A view of life through the eyes of a person who is slowly losing their mind.

Tuesday, January 25, 2005

Appreciating my youth...

This week is full of Dr.'s appt. for my Aunt. Not only is she Epileptic, but she's miserable. I have to admit that her life has not been full of much joy, but I believe in finding the good in every situation, or at least try to. Helping her to the car today, and watching her struggle just to get through a small inch of snow made me realize a few things. My body is young, and after I dropped her off I pulled over into where the pit usually is for the races, I got out of the car, and I ran around like a nut for a few minutes. It felt damn good.

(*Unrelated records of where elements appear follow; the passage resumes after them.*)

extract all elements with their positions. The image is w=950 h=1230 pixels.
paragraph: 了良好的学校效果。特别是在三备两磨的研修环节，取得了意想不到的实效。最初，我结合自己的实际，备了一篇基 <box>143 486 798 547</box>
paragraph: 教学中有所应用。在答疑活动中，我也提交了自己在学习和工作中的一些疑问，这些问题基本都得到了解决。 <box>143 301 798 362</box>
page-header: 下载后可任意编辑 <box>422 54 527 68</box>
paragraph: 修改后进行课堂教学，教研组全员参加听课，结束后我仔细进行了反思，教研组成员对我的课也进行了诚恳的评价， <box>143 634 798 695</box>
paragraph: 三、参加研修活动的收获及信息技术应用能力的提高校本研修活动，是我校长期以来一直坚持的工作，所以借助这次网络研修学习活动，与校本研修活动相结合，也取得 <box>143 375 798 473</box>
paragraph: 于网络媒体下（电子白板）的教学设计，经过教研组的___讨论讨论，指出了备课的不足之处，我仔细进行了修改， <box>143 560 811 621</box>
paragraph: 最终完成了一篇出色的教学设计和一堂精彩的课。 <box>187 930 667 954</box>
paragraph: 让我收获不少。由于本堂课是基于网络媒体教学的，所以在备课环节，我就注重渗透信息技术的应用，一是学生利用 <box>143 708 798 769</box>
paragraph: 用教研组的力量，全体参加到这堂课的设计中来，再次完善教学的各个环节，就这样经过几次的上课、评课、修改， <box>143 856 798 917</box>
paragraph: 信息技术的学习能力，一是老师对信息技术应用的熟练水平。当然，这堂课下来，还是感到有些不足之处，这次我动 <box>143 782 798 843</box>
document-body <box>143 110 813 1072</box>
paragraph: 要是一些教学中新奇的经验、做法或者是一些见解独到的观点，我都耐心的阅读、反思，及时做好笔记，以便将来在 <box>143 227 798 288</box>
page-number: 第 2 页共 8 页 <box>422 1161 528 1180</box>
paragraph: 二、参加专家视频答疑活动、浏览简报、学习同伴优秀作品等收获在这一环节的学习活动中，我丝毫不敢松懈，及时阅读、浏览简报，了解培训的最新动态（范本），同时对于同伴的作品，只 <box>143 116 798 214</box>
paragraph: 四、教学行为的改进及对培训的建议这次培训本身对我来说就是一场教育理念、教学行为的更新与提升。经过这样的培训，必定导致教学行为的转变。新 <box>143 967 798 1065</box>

I'M GOING TO BONNAROO!!!!!!!!!!!!!!!!!!!!!! I'm so excited, I was supposed to go last year, but made a decision against it for the sake of a relationship. I can't say that it was a mistake but regrets never help one to appreciate today. So I'm so psyched. Good bands, great company, it's sure to be a memorable event.

Last night I finally watched Vanilla Sky with Dave. It was a real good movie, had me up all hours last night thinking about it. I'm sure to watch it again. Then he turned me on to some new music which I always enjoy.

Lips rock and send shivers down a spine I once lost, but found shortly thereafter. I'm proud of myself for not hiding away anymore and am truly making an effort in every way. Never in the past ten years of my dating experience would I of gone to a party where I knew I would know no one, and not be afraid. I had fun. I almost feel like I can do anything with the right company. For the sake of not getting too cheesy... I'm out.